Uitspraken
Zoekresultaat - inzien document
ECLI:NL:PHR:2017:1079
- Instantie
- Parket bij de Hoge Raad
- Datum conclusie
- 11-07-2017
- Datum publicatie
- 18-10-2017
- Zaaknummer
-
16/03316
- Formele relaties
-
Arrest Hoge Raad: ECLI:NL:HR:2017:2652, Gevolgd
- Rechtsgebieden
-
Strafrecht
- Bijzondere kenmerken
- -
- Inhoudsindicatie
-
Beklag, beslag op auto onder ander dan klaagster. Art. 134.2.a Sv. Uit door AG ingewonnen inlichtingen blijkt dat het inbeslaggenomen voorwerp aan klager is teruggegeven. Ingevolge art. 134.2.a Sv is het beslag daardoor beëindigd. Gelet hierop kan klaagster niet worden ontvangen in het cassatieberoep. Opmerking verdient dat hetgeen als belang bij het beroep is aangevoerd, te weten een vergoeding van de kosten van rechtsbijstand, ontoereikend is om te kunnen gelden als een rechtens te beschermen belang. In zo’n geval komt art. 80a RO voor toepassing in aanmerking.
- Vindplaatsen
-
Rechtspraak.nl
- Verrijkte uitspraak
Conclusie
Nr. 16/03316 B Zitting: 11 juli 2017 |
Mr.

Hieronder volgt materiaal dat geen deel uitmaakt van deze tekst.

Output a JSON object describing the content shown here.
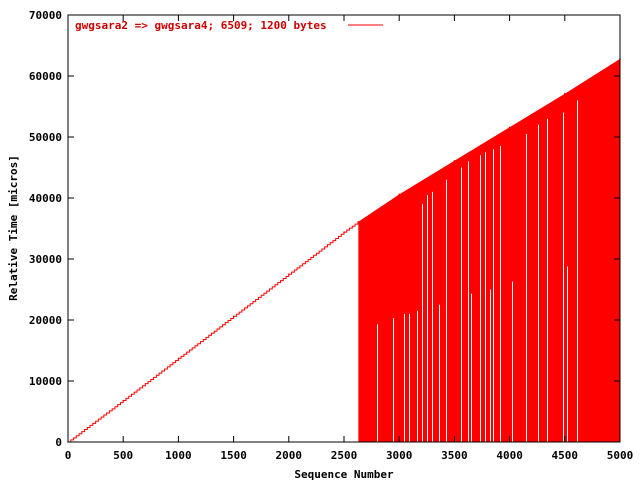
{
  "chart_data": {
    "type": "line",
    "ylabel": "Relative Time [micros]",
    "xlabel": "Sequence Number",
    "xlim": [
      0,
      5000
    ],
    "ylim": [
      0,
      70000
    ],
    "x_ticks": [
      "0",
      "500",
      "1000",
      "1500",
      "2000",
      "2500",
      "3000",
      "3500",
      "4000",
      "4500",
      "5000"
    ],
    "y_ticks": [
      "0",
      "10000",
      "20000",
      "30000",
      "40000",
      "50000",
      "60000",
      "70000"
    ],
    "grid": false,
    "legend_position": "top-left",
    "series": [
      {
        "name": "gwgsara2 => gwgsara4; 6509; 1200 bytes",
        "color": "#ff0000",
        "x": [
          0,
          500,
          1000,
          1500,
          2000,
          2500,
          2630,
          3000,
          3500,
          4000,
          4500,
          5000
        ],
        "values": [
          0,
          6800,
          13700,
          20600,
          27500,
          34400,
          36100,
          40600,
          46100,
          51600,
          57100,
          62800
        ]
      }
    ],
    "filled_region": {
      "x_start": 2630,
      "x_end": 5000,
      "y_floor": 0,
      "color": "#ff0000",
      "gap_x": [
        2800,
        2940,
        3040,
        3090,
        3160,
        3210,
        3250,
        3300,
        3360,
        3420,
        3560,
        3620,
        3650,
        3730,
        3780,
        3820,
        3850,
        3910,
        4020,
        4150,
        4260,
        4340,
        4480,
        4520,
        4610
      ],
      "gap_top_y": [
        19300,
        20300,
        21000,
        21000,
        21500,
        39000,
        40500,
        41000,
        22500,
        43000,
        45000,
        46000,
        24300,
        47000,
        47500,
        25000,
        48000,
        48500,
        26300,
        50500,
        52000,
        53000,
        54000,
        28800,
        56000
      ]
    }
  }
}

A.E. Harteveld Conclusie inzake: [klaagster] |
-
De Rechtbank Zeeland-West-Brabant, zittingsplaats Breda, heeft bij beschikking van 16 juni 2016 het door klager ingediende beklag strekkende tot teruggave van een inbeslaggenomen personenauto, merk Golfwagen Variant, met kenteken [AA-00-BB], ongegrond verklaard.
-
Het cassatieberoep is ingesteld namens klager en mr. R.B. Milo, advocaat te Tilburg, heeft een middel van cassatie voorgesteld.
-
Met betrekking tot de ontvankelijkheid van het onderhavige cassatieberoep merk ik het volgende op.
-
Uit namens mij bij het openbaar ministerie ingewonnen inlichtingen blijkt dat de personenauto op 20 januari 2017 aan klager is teruggegeven. Dit betekent dat het beslag op grond van art. 134 lid 2 onder a Sv is beëindigd. Klager heeft dan ook geen belang bij het cassatieberoep.1
5. Namens mr. Milo heeft zijn kantoorgenoot, mr. Brinkman, bij schrijven van 7 juli 2017 gereageerd op de mededeling aan de raadsman dat het beslag was geëindigd. In dat schrijven is de stelling betrokken dat wel (voldoende) belang bestaat bij het cassatieberoep, in verband met de vergoeding van de kosten van rechtsbijstand in de art. 552a Sv-procedure. Naar ik meen is dat geen in cassatie te behartigen belang, vgl. HR 15 maart 2016, ECLI:NL:HR:2016:289.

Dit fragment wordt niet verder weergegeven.